- O TCU autorizou uma inspeção no Banco Central para apurar a atuação na liquidação do Banco Master, mas há indicação de suspensão da medida após recurso do BC.
- O caso pode ir ao Plenário do TCU se a suspensão for mantida, conforme as partes envolvidas.
- A liquidação do Master ocorreu em 18 de novembro; nessa data, o dono do banco, Vorcaro, foi preso e depois solto sob monitoramento de tornozeleira.
- A inspeção do TCU visava reconstruir a cronologia e a documentação de 2019 a 2025, verificando motivações, coerência e se houve alternativas menos gravosas.

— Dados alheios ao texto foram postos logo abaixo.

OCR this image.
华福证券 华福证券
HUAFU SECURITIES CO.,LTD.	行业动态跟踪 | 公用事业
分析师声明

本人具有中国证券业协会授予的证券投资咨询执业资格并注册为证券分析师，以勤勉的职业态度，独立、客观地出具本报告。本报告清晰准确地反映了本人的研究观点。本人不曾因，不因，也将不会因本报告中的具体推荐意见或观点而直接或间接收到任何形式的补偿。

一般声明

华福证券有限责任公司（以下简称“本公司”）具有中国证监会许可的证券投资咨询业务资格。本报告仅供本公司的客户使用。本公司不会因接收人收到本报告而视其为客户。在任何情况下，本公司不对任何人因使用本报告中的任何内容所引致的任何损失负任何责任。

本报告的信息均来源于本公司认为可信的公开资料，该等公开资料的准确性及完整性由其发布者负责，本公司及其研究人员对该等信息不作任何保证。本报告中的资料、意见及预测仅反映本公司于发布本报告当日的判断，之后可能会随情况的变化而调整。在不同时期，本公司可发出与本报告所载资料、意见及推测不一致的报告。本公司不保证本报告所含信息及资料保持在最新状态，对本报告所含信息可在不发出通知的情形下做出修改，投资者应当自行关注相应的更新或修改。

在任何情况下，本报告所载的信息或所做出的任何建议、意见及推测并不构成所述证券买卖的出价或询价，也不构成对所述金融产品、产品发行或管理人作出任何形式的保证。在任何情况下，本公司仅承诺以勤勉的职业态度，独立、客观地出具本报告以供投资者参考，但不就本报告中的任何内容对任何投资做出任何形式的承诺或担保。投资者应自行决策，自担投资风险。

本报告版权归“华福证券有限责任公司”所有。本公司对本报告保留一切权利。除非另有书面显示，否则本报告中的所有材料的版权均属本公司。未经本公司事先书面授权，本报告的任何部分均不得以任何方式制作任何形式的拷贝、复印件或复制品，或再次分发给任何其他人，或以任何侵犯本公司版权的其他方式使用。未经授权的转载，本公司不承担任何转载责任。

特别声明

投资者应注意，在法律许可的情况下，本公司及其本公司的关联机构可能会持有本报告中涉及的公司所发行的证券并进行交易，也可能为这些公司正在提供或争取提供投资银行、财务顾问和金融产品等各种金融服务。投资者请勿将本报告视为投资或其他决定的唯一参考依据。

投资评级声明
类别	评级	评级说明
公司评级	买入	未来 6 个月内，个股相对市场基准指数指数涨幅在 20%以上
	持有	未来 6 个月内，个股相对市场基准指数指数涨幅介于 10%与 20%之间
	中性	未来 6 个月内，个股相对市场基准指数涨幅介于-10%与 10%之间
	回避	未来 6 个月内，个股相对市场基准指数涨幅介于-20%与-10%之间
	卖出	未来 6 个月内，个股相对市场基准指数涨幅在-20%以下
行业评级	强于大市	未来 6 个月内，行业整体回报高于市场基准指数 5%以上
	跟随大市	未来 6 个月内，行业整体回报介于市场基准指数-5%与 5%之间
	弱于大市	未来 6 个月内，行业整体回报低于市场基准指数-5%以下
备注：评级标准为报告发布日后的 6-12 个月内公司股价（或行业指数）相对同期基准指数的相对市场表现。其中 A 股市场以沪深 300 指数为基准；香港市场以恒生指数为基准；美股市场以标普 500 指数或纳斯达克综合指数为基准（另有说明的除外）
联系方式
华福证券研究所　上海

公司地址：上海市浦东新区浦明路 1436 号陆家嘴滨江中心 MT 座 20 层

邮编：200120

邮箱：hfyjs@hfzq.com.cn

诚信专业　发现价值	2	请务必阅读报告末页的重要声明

- O presidente do TCU disse que apenas o STF poderia desfazer a liquidação; o TCU pode esclarecer a legality da operação.
O Banco Master está no centro de uma disputa entre o Tribunal de Contas da União (TCU) e o Banco Central (BC). O objetivo da atuação do TCU era apurar falhas na supervisão do BC durante a liquidação da instituição. A inspeção, porém, pode ser suspensa por decisão do relator.
Jhonatan de Jesus, ministro do TCU, havia determinado a abertura da inspeção na segunda-feira (5). A medida visava reconstruir a cronologia da liquidação, com base na documentação do BC. A BBC News repeteu a consulta sobre a suspensão junto ao tribunal.
A divulgação inicial ocorreu após recurso do BC, que alegou necessidade de decisão colegiada para inspeções. O caso tramita sob sigilo, e o tema já gerou debates entre órgãos de controle e autoridades do setor financeiro.
O que aconteceu
A inspeção do TCU pretendia esclarecer se o BC demorou a apresentar alternativas à liquidação do Master e se houve precipitação no encerramento do banco. Em 18 de novembro, data da liquidação, o BC já havia enviado um relatório com esclarecimentos ao TCU, que permanece sob sigilo.
No dia 6/1, o BC apresentou recurso para contestar a inspeção, afirmando que apenas decisões colegiadas do TCU podem determinar esse tipo de apuração. O TCU avaliaria, entre outros pontos, a cronologia de propostas de compra do Master.
Quem está envolvido
Daniel Vorcaro, dono do Master, foi preso no mesmo dia da liquidação e posteriormente liberado sob monitoramento eletrônico. Executivos do banco também ficaram sob medidas restritivas. No STF, a investigação criminal sobre o caso prossegue, liderada pelo ministro Dias Toffoli.
Contexto financeiro e político
O Master enfrenta acusações de fraudes bilionárias e a liquidação impacta o Fundo Garantidor de Créditos (FGC), que prevê ressarcir 1,6 milhão de investidores. A cidade de Brasília e outros agentes estatais aparecem em negociações envolvendo o Master e instituições públicas, como o BRB, já vetado pelo BC.
A Câmara avalia abrir uma CPMI sobre o Banco Master, com apoio de membros do parlamento, ampliando o escrutínio sobre a instituição.
Acompanhamento institucional
O presidente do TCU, Vital do Rêgo Filho, afirmou que não há sinal de desliquidação, reiterando que qualquer reversão depende do STF. Enquanto isso, o TCU mantém foco em demonstrar a legalidade da operação, sem instruções para reverter decisões judiciais.
O BC mantém, segundo informações, a defesa de que a liquidação decorreu de processo de supervisão e legalidade, com base em irregularidades detectadas e na crise de liquidez da instituição.